Tor Sletner, a Norwegian coastal authority, said there had been attempts to raise the submarine, which split in two, but it was too fragile and the mercury flasks were at risk.
Underwater photos show the wreck covered in seaweed, the bow and stern sections 40 meters apart, and the stern plane in a crash dive position.
"We haven't located the bodies because we haven't been able to get inside the wreck," Sletner said.
Some of the flasks had eroded, but it was not thought any had actually started leaking mercury, he added.
Hans Kjelstrup of the Norwegian Navy said the sub's control room, which may contain mercury, has never been found.

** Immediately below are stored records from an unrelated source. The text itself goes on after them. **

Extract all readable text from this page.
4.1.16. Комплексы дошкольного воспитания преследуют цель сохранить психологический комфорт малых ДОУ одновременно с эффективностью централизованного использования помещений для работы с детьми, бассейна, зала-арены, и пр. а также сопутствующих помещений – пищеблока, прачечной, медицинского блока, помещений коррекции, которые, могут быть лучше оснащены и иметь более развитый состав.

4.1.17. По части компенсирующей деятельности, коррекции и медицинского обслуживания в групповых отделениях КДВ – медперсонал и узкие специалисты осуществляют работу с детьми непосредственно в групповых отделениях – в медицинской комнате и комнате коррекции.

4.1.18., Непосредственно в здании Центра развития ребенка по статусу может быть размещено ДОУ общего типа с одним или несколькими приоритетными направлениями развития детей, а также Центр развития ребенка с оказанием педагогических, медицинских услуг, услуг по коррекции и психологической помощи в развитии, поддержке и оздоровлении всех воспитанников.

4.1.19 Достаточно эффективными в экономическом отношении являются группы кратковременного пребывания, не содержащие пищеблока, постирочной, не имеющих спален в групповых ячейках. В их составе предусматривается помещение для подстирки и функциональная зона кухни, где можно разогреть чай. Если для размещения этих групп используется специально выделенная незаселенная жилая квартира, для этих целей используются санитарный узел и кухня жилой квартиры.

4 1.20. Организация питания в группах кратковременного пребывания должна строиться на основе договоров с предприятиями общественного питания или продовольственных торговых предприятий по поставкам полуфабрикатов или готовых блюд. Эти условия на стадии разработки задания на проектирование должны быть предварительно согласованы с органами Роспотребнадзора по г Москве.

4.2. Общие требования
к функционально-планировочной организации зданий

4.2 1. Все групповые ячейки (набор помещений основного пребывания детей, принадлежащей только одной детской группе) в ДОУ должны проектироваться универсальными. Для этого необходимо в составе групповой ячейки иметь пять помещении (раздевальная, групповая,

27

He said the sub would have contained several pressurized compartments, and there is a possibility that some of the 17 passengers, including the Japanese, may still be in these airtight units.
If the gravel blanket operation gets the go-ahead, the stones will be placed on the area in varying levels from as little as 50 cm to 12 meters, depending on the amount of pollution. This is designed to prevent small sea creatures that fish consume from taking in the mercury.
In his book "Hitler's U-Boat War," Clay Blair describes how the Venturer's skipper, James Launders, tracked the German vessel by sonar while both subs were submerged about 56 km from Bergen.
"With uncanny skill, Launders set up and fired four torpedoes by sonar and guesswork at 18 second intervals from 3,000 yards (2,730 meters), their depth set at 40 feet (14 meters)," Blair wrote.
One or more of the torpedoes hit the U-864. Launders inspected the surface by periscope, seeing much oil and "wood" and what might have been a torpedo or storage canister. On his return to Scotland, he was commended and received a medal.
Karl Vandenhole, who produced a TV documentary on the U-864, said German relatives of the ill-fated crew were not opposed to their loved ones being entombed in the submarine forever. They hope to have a small ceremony at sea if the vessel is eventually covered in gravel.
He said the relatives knew the crew was on a secret mission to Japan but did not know the precise circumstances surrounding the loss of the U-864 until the discovery of the wreck in 2003 and subsequent research.